About NVIDIA Triton Inference Server: NVIDIA Triton Inference Server is an open-source software platform that streamlines the deployment of AI models on GPUs, CPUs, and other hardware. It is used by major enterprises and cloud providers to serve machine learning models for applications in healthcare, finance, autonomous vehicles, and more. Triton is a cornerstone of NVIDIA's AI software ecosystem, powering production inference for thousands of organizations globally.
Technical Information
CVE-2025-23311 is a stack-based buffer overflow vulnerability (CWE-121) affecting all versions of NVIDIA Triton Inference Server up to and including 25.06. The flaw resides in the HTTP request handling logic, specifically in the use of the alloca()
function for stack allocation.
The vulnerable code path is triggered when the server processes HTTP requests using libevent's evbuffer_peek()
function. This function returns the number of buffer segments (iovec structures) required to represent the HTTP request. The segment count is then used as the size argument to alloca()
, allocating an array of evbuffer_iovec
structures on the stack. If an attacker can influence the number of segments, they can control the size of the stack allocation.
HTTP chunked transfer encoding allows clients to send data in many small chunks. By crafting a request with thousands of small chunks, an attacker can cause libevent to fragment the request into a large number of segments. Trail of Bits researchers demonstrated that a 3MB HTTP request with many small chunks can exhaust stack space and trigger a segmentation fault, crashing the server. Each 6-byte chunk results in 16 bytes of stack allocation, so the amplification effect is significant.
Endpoints affected include:
- Inference requests
- Repository index requests
- Model load and unload operations
- Trace and logging configuration
- Shared memory registration
Authentication is optional and disabled by default for most endpoints, so unauthenticated attackers can exploit this issue remotely.
This vulnerability was present in the Triton codebase for over five years and was identified using both static analysis tools (such as Semgrep) and manual review. The root cause is the lack of bounds checking when allocating stack memory based on untrusted input.
Patch Information
NVIDIA has addressed multiple critical vulnerabilities in the Triton Inference Server by releasing version 25.07. This update mitigates issues that could lead to remote code execution, denial of service, information disclosure, and data tampering. Users are strongly advised to upgrade to version 25.07 to secure their systems. The updated version is available on the Triton Inference Server Releases page on GitHub. (nvidia.custhelp.com)

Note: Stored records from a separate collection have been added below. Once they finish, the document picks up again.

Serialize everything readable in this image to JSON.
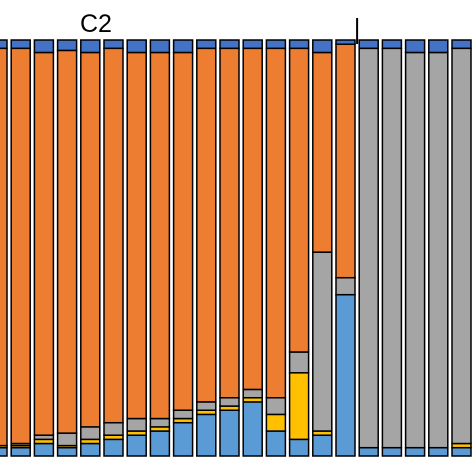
{
  "chart_data": {
    "type": "bar",
    "stacked": true,
    "normalized": true,
    "ylim": [
      0,
      1
    ],
    "title": "",
    "xlabel": "",
    "ylabel": "",
    "annotations": [
      {
        "text": "C2"
      }
    ],
    "divider_after_bar": 15,
    "series": [
      {
        "color": "#5b9bd5",
        "values": [
          0.02,
          0.02,
          0.03,
          0.02,
          0.03,
          0.04,
          0.05,
          0.06,
          0.08,
          0.1,
          0.11,
          0.13,
          0.06,
          0.04,
          0.05,
          0.38,
          0.02,
          0.02,
          0.02,
          0.02,
          0.02,
          0.02
        ]
      },
      {
        "color": "#ffc000",
        "values": [
          0.005,
          0.005,
          0.01,
          0.005,
          0.01,
          0.01,
          0.01,
          0.01,
          0.01,
          0.01,
          0.01,
          0.01,
          0.04,
          0.16,
          0.01,
          0.0,
          0.0,
          0.0,
          0.0,
          0.0,
          0.01,
          0.01
        ]
      },
      {
        "color": "#a5a5a5",
        "values": [
          0.0,
          0.005,
          0.01,
          0.03,
          0.03,
          0.03,
          0.03,
          0.02,
          0.02,
          0.02,
          0.02,
          0.02,
          0.04,
          0.05,
          0.43,
          0.04,
          0.96,
          0.96,
          0.95,
          0.95,
          0.95,
          0.95
        ]
      },
      {
        "color": "#ed7d31",
        "values": [
          0.955,
          0.95,
          0.92,
          0.92,
          0.9,
          0.9,
          0.88,
          0.88,
          0.86,
          0.85,
          0.84,
          0.82,
          0.84,
          0.73,
          0.48,
          0.55,
          0.0,
          0.0,
          0.0,
          0.0,
          0.0,
          0.0
        ]
      },
      {
        "color": "#4472c4",
        "values": [
          0.02,
          0.02,
          0.03,
          0.025,
          0.03,
          0.02,
          0.03,
          0.03,
          0.03,
          0.02,
          0.02,
          0.02,
          0.02,
          0.02,
          0.03,
          0.01,
          0.02,
          0.02,
          0.03,
          0.03,
          0.02,
          0.02
        ]
      }
    ]
  }
}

Affected Systems and Versions
- NVIDIA Triton Inference Server versions up to and including 25.06 are affected.
- All deployments exposing HTTP endpoints are vulnerable, especially those with authentication disabled (the default configuration).
- The vulnerability impacts multiple endpoints, including inference, repository index, and administrative operations.
Vendor Security History
NVIDIA has a history of addressing security issues in both hardware and software products. Previous vulnerabilities have affected GPU drivers, container runtimes, and AI software platforms. The company responded rapidly to coordinated disclosures for Triton Inference Server, releasing a patch within the coordinated timeline. However, the discovery of multiple related vulnerabilities in the same release cycle highlights the need for improved secure coding practices and more rigorous security testing in Triton's development lifecycle.